Last updated on March 26th, 2024 at 09:58 am
The need to upskill to meet the dynamic demands of a technology-first world has been around for the past few years; it has only become more urgent in the wake of the COVID19 pandemic. The emergence of new technologies such as Artificial Intelligence, machine learning and data science has set the tone for the future.
In the post-COVID19 world, there are a few advanced data science skills that, when added to the toolkit of a data scientist, can make or break their career.
To ensure that your core competencies are strengthened as a data scientist, you can sign up for a comprehensive data science training course that explores the following:
#1: Geospatial Technologies
With more people working on data-driven decision processes, geospatial data has helped better planning and processing of the system. This knowledge has proved invaluable in tracking the COVID19 outbreak all over the world; come the near future, geospatial technology will likely be extended to other research areas as well.
A geospatial data scientist will need to sift through vast geographic and demographic datasets that hide gold nuggets of insight across diverse research topics.
#2: Natural Language Processing (NLP)
NLP gained traction even before the pandemic reared its ugly head. That said, it is only set to increase in importance and reach in a post-pandemic world.
Most organisations often implement self-service systems, such as bots that come with multi-language optimized NLP to help solve customer problems.

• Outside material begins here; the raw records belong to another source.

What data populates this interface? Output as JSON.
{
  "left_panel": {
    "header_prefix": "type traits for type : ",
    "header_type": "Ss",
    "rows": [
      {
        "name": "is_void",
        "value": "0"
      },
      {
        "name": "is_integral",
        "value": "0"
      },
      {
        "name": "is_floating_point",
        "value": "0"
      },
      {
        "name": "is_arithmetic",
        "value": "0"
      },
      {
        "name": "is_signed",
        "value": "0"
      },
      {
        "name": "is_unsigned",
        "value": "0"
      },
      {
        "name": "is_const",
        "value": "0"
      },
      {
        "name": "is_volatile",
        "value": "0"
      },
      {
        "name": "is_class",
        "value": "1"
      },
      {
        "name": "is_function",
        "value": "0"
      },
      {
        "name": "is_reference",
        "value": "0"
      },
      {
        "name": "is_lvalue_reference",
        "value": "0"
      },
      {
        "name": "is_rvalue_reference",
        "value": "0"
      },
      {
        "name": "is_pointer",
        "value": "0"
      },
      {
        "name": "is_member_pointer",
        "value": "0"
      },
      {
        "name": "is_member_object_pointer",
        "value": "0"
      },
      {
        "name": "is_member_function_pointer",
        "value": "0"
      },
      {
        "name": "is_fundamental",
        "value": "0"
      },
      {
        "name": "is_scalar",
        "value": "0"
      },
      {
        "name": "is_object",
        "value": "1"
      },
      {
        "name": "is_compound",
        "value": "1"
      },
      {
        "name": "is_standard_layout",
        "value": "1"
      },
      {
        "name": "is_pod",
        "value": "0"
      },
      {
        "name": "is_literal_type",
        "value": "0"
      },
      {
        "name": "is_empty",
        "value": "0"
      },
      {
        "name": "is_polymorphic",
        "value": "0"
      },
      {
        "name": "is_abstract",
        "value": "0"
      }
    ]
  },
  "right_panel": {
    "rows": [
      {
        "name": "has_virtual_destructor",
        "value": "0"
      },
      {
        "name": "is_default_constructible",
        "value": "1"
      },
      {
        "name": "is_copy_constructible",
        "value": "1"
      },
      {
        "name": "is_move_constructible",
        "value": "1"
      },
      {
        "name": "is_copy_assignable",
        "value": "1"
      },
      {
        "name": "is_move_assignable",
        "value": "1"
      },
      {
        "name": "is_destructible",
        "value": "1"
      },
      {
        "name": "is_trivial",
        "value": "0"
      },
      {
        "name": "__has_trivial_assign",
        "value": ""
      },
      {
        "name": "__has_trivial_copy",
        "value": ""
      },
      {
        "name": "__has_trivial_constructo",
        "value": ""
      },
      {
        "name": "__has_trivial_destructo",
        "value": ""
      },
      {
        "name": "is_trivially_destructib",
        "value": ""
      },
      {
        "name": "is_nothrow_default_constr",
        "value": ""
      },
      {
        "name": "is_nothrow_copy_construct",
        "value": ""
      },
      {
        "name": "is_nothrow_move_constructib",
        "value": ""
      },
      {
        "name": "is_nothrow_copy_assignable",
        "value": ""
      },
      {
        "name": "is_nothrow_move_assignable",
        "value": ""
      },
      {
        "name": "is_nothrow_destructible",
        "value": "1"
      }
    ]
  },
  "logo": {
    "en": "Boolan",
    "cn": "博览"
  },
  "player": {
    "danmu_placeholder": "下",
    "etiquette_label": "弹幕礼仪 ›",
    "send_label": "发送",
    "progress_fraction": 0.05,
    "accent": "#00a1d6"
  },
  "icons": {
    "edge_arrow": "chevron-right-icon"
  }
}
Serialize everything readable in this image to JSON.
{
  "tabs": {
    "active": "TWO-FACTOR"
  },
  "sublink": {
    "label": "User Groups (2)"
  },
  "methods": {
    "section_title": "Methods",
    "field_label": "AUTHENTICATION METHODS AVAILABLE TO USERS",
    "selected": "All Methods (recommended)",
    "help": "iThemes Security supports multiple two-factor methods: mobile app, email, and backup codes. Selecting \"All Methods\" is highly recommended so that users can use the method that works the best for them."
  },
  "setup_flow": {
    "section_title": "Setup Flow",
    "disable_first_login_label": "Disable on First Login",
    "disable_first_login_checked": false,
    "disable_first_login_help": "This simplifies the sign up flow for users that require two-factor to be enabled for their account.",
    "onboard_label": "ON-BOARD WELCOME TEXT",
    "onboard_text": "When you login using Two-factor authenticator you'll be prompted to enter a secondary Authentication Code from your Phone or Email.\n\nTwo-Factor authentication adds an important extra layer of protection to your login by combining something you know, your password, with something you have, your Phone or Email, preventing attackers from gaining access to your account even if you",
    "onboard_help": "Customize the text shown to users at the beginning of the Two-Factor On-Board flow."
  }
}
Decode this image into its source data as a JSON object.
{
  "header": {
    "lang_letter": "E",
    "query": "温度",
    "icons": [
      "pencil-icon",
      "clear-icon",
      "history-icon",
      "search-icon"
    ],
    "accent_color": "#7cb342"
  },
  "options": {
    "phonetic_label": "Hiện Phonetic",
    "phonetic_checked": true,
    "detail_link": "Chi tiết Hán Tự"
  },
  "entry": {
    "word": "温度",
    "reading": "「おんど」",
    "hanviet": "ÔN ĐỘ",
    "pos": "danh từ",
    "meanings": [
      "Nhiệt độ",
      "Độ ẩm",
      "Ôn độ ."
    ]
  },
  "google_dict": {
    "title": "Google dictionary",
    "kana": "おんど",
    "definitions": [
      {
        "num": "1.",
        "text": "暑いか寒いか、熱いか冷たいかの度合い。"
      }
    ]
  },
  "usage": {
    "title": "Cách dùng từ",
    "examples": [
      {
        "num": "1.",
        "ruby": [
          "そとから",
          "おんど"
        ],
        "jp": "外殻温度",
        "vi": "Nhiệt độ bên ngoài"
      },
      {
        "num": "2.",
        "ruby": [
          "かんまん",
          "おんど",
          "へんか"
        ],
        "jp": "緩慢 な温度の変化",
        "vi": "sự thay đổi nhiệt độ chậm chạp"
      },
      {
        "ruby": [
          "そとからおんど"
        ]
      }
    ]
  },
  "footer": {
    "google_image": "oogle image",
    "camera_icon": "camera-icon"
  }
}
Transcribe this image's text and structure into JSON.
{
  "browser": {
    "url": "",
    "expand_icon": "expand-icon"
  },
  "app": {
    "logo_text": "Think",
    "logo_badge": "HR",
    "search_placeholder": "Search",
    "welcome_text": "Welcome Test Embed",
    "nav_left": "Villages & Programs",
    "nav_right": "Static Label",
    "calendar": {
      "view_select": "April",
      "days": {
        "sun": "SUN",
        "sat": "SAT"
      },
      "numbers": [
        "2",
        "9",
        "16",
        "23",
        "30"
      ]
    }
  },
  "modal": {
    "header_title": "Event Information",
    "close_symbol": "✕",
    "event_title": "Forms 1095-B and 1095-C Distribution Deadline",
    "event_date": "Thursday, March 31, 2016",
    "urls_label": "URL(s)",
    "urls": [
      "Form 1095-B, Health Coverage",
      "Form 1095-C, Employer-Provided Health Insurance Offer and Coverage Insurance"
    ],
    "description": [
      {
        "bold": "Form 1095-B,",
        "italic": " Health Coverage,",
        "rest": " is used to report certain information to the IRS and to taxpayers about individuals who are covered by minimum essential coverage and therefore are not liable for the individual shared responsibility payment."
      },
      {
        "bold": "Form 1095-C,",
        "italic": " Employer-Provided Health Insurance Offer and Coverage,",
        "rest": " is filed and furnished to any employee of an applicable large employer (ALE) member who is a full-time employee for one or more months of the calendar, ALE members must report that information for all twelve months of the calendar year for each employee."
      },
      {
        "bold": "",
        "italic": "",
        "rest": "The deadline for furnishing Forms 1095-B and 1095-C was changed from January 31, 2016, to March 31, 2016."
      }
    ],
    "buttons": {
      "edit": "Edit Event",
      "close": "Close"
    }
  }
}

Data scientists of the future must understand NLP and master it enough to help companies develop automated solutions for a better post-COVID outcome.
#3: Computer Vision
Computer vision is an artificial intelligence field which trains computers to interpret and comprehend the visual world. It uses digital images from cameras and videos as well as deep learning models to recognise and distinguish objects correctly. With the help of algorithms, computer vision is also integrated to follow up with a programmed response. In current scenarios, computer vision has proved helpful in containing the outbreak and regulating quarantines and social distancing in cities across the world. In the future, where maintaining distance might become the norm, data scientists specializing in computer vision will automatically become more hire able.
#4: Data Storytelling
With data analytics becoming a prime concern for companies across industries, the need for good data storytelling has increased. The benefit of data analysis is not just in the evidence it provides but also in how it is made meaningful and impactful. Gripping storytelling makes it easier for non-data-scientist stakeholders to understand the value of the information and the possibilities it poses.
Data presented as contextual stories, rather than isolated data points, makes individuals more likely to understand the impact, decipher patterns and make more informed decisions.
In turn, as data storytelling would help business leaders with powerful insights, it would help them better prepare for the post-pandemic world's opportunities.
#5: Explainable AI
Considering that AI has reached into nearly every area of human life, companies must be able to trust computers and their decisions. This is where the need for explainable AI emerges. Until now, companies build and sourced AI models that predicted accurate insights from large data dumps. In a post-pandemic world, they may well shift to models that also provide explanations for predictions. Explainable AI is a step forward in reducing the mistrust in non-human workflows. It makes AI systems more transparent and much fairer and all-inclusive than they were earlier.
Conclusion
Advanced data science skills are crucial to the cause of innovation and growth. Advanced upskilling is an integral step for data scientists looking to become more than relevant in the coming years.